What lies behind such a comment of course, is the nationalist inability to understand how someone can be proud of a perceived identity without seeking for it a separate political status. In this case, how can someone be simultaneously a proud Scot, cheering on his football team and yet disagree with the imperative of Scotland leaving the United Kingdom?

Another exchange demonstrates the mindset further. A Northern Ireland supporter hints that part of the vocal banter at the match might include a traditional GAWA stable, ‘you’re just a small part of [insert adjacent country]’, in this case England. It makes no sense respond some Scotland supporters, you should sing ‘you’re just a small part of Britain’, that would hurt more; we’ll sing ‘you’re just a small part of Ireland’ to you. Of course singing ‘you’re just a small part of Ireland’ to Northern Ireland supporters is merely stating the obvious and would outrage or amuse no-one. And given that Scotland is inescapably part of Britain; our supporters might discern little humour in chanting the former either.

The torrent of abuse which ensues on this thread toward the English or is inspired by the word ‘Britain’, and by extension the opprobrium heaped on Northern Ireland supporters because we are perceived as approving of ‘Britishness’, reminded me of a comment by Billy Connolly flagged up by Scottish Unionist recently.


“It's entirely their fault [the SNP], this new racism in Scotland, this anti-Englishness. It was a music-hall joke before - you know, like Yorkshire v Lancashire or Glasgow v Edinburgh. But there's a viciousness to it now that I really loathe and it is their fault entirely.”


I suspect that what Connolly is referring to is evident in the rhetoric being casually knocked around on this football forum. Scotland football supporters have always ‘hated’ the England team, to varying degrees. That’s what football supporters do. Whether they were unionists by conviction did not matter one jot. Northern Ireland supporters are something similar. ‘We hate England more than you’ rang out from the GAWA when we played Wales in 2005. But sporting pride and rivalry is being politicised by forces of nationalism, in the same fashion that nationalism attempts to monopolise all manifestations of its chosen cultural identity.

Hopefully unionists in Scotland will resist the intolerant attitude of their nationalist counterparts and continue to proudly roar on their team. Pride in our respective parts of the United Kingdom and rivalry between them should not diminish in any way our commitment to the whole.

Comments

Anonymous said…
The exclusivity of nationalism (Irish, Scots, Welsh or English) is always something to behold. The success of the NI football team in recent years has led to some more identifiable Northern Irishesque identity.

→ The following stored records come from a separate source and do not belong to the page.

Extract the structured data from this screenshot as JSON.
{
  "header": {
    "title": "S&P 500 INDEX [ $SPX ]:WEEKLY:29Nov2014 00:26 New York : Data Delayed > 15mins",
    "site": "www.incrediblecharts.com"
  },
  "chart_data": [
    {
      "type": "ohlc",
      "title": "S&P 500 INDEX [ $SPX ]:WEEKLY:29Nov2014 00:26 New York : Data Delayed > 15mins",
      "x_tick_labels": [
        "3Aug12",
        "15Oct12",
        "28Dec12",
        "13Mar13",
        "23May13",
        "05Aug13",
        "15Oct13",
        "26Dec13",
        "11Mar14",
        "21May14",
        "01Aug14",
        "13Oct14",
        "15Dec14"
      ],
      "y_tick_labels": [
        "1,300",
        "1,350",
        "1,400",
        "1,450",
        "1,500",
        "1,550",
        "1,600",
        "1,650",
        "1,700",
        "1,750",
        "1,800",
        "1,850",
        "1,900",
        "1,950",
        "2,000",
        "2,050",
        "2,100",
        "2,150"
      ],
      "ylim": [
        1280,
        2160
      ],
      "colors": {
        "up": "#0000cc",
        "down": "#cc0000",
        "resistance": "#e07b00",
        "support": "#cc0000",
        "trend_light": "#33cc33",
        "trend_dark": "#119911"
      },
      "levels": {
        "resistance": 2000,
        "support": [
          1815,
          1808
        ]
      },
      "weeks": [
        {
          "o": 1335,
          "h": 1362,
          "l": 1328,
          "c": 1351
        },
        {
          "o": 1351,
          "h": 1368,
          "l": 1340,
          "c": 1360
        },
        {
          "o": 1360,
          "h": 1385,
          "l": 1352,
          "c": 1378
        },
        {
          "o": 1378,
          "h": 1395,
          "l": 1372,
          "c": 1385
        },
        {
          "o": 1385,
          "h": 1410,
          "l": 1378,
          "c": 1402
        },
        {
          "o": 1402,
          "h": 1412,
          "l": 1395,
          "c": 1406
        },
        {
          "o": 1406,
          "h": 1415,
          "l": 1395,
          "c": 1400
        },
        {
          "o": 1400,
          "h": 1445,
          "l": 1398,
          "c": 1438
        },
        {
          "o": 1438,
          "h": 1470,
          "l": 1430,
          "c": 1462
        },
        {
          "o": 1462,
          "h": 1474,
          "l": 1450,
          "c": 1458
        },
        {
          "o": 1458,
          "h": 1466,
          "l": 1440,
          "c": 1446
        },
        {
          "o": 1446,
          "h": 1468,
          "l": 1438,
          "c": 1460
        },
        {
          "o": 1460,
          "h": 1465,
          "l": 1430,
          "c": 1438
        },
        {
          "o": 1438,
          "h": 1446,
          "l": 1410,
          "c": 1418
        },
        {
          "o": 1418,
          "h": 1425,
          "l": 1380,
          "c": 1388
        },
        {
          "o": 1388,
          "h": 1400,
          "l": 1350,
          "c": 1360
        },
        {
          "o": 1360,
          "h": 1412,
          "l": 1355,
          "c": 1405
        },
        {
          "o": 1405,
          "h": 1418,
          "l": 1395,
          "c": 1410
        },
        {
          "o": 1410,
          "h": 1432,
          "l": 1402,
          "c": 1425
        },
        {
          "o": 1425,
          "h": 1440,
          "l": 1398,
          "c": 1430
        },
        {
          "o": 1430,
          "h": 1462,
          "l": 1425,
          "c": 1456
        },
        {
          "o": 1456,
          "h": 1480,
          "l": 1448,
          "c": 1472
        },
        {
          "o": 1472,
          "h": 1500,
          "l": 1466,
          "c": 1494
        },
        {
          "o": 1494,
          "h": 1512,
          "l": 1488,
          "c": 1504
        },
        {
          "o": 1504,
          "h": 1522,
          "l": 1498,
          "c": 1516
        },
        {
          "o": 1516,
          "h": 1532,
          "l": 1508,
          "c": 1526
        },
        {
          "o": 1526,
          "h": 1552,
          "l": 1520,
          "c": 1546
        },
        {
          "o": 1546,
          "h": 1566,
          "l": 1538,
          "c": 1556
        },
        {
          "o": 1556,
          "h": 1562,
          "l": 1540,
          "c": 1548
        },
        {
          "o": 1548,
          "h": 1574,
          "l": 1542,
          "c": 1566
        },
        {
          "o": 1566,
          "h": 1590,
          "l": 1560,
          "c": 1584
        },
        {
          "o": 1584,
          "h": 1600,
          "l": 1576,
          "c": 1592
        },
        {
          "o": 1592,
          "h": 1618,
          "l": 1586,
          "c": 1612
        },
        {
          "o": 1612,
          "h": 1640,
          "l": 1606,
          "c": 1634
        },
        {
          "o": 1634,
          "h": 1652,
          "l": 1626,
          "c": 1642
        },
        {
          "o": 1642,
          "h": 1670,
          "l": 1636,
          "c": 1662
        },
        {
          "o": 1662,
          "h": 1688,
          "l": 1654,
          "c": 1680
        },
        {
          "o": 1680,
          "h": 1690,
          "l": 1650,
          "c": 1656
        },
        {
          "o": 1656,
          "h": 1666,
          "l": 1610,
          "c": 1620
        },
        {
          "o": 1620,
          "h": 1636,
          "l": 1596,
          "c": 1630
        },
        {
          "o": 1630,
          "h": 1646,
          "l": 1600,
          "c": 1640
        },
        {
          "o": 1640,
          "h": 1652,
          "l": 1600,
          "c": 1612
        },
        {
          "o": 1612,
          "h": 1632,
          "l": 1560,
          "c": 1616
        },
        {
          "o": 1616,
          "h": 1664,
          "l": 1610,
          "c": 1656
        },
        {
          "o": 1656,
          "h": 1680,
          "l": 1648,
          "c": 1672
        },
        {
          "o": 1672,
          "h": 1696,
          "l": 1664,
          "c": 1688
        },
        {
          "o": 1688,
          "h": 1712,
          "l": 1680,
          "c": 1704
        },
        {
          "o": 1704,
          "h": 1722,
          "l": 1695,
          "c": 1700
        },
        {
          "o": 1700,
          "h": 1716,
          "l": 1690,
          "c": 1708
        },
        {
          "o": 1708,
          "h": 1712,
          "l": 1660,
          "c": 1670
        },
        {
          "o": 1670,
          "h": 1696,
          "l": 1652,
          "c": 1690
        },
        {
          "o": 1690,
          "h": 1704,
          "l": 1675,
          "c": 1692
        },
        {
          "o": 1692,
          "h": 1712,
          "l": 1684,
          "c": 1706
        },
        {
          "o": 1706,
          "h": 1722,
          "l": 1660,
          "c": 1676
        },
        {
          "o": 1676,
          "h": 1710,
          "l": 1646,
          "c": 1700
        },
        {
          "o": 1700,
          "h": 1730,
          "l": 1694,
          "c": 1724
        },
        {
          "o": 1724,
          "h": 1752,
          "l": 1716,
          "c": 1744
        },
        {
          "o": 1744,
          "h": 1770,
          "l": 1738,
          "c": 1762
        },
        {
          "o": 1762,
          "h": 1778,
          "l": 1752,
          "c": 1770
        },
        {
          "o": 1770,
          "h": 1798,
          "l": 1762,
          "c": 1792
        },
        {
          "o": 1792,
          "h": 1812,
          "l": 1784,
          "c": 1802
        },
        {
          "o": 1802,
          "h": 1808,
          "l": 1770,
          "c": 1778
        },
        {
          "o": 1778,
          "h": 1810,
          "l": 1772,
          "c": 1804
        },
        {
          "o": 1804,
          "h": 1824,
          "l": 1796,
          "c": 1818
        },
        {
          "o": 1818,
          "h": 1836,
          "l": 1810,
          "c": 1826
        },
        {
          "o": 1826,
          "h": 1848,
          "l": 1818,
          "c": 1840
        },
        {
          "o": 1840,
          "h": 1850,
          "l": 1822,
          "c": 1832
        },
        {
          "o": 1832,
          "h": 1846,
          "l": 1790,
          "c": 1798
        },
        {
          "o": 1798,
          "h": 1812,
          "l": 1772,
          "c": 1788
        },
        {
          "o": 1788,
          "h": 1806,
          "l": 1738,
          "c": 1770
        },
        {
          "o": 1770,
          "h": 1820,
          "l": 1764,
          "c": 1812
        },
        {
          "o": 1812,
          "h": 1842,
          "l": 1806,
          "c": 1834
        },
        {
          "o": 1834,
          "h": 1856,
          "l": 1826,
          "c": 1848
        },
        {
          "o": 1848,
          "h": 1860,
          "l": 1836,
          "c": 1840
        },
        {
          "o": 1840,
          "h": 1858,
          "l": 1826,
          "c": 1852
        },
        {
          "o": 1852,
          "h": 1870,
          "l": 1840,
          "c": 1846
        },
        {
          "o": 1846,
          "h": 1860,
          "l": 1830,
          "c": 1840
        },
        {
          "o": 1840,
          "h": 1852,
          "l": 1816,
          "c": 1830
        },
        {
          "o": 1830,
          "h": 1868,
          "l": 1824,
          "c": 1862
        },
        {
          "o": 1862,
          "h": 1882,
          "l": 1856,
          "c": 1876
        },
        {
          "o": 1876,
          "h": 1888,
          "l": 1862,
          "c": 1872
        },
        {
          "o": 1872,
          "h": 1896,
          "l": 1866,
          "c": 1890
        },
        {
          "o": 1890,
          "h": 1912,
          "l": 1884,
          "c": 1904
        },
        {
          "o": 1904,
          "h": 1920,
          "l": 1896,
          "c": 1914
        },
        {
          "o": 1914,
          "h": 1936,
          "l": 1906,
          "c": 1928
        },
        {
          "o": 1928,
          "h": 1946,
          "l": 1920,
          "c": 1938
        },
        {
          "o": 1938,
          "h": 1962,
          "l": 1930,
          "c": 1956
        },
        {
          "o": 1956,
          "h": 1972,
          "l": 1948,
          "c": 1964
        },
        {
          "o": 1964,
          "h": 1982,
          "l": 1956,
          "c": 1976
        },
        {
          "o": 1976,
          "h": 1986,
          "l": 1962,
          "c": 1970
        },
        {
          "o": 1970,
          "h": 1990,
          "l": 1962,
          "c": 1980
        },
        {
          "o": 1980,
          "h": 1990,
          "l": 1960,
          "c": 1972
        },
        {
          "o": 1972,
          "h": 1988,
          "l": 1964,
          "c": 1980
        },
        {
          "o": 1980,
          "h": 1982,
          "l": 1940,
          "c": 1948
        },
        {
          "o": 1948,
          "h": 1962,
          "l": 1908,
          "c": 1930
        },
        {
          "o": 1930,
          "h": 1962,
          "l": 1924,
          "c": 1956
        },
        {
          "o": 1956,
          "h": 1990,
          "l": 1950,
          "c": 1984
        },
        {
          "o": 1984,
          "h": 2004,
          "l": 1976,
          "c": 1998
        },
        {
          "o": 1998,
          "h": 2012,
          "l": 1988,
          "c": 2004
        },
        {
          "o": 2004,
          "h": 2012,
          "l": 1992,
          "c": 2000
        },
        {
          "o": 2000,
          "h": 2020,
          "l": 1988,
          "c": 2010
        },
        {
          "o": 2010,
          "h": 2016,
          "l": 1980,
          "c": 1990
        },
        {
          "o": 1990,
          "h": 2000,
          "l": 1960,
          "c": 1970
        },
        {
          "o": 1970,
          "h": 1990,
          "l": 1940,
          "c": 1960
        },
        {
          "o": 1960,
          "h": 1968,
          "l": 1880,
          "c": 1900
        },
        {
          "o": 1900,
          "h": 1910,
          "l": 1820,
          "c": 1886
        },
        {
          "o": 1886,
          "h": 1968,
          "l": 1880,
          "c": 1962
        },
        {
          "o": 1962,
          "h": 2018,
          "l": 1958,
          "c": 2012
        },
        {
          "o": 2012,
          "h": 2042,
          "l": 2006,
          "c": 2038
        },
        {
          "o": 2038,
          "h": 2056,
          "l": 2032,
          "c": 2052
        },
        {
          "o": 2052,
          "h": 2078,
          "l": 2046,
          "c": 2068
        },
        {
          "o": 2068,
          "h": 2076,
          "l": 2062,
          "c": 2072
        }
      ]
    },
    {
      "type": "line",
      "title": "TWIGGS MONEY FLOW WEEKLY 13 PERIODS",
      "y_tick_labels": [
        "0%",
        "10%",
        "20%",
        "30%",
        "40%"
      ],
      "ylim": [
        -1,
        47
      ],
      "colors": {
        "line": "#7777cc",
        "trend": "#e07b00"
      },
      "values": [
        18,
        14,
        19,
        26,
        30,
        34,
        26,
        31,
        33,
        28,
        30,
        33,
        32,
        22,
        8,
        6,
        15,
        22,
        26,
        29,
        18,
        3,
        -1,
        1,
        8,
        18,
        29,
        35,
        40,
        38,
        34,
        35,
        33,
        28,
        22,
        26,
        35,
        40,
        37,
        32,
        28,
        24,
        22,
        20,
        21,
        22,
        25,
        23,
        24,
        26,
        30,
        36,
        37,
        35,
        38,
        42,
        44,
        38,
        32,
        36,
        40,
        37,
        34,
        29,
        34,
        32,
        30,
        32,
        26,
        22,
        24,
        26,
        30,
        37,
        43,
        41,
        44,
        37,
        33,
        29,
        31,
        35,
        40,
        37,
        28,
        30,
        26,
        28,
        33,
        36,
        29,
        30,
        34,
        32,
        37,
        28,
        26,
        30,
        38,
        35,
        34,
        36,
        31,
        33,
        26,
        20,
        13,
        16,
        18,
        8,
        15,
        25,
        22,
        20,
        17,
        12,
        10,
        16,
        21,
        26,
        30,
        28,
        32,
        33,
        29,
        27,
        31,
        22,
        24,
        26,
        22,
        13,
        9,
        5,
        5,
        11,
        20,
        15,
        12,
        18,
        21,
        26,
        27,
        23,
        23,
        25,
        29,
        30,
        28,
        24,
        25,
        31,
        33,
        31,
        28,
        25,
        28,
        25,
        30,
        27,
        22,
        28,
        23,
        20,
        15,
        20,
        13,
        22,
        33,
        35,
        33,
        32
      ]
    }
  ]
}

As you say you can be a full blooded Irish person and British as well. Unless of course you believe that you can only be Irish if you are gaelic irish-Catholic. Same applies to the Scots.
Anonymous said…
The misrepresentation to the Scots of their own identity has been fostered for some time. In education, media and culture, it's all Jacobite in theme. The Scottish are responding logically to the stimuli they are fed. change the substance, change the mindset. we can go from a despondent "we lose", drugged up, fat, violent and miserable faux-Jacobean Scottishness to their actual heritage, a vibrant, work orientated, bible literate, self respecting, Union understanding: 'Covenanterism'. This is a big point phrased briefly.

Go on an official tour of Edinburgh, you will be taken to the grave of a very faithful dog and your state tour guide will not mention that the bars in the windows in the old building not 30 yards away in the ground once held those great men the Covenanters who changed history, for the better, with their blood. you will also notice the total absence of education on Knox, the actual Union or its glorious history or the finest of Scotch Achievement, instead you will get the 'Mel Gibson' treatment from people who have inferred an elementary and base proposition (nationalist belligerence) and accepted it. And the glorious legacy, if upheld before a comprehensive educated labour movement manipulated Scotland, will shine out and eclipse it all, making these Bonnie princes and make pretend William Wallaces be revealed as the shameful, discouraging blight on identity and and self motivation they really are.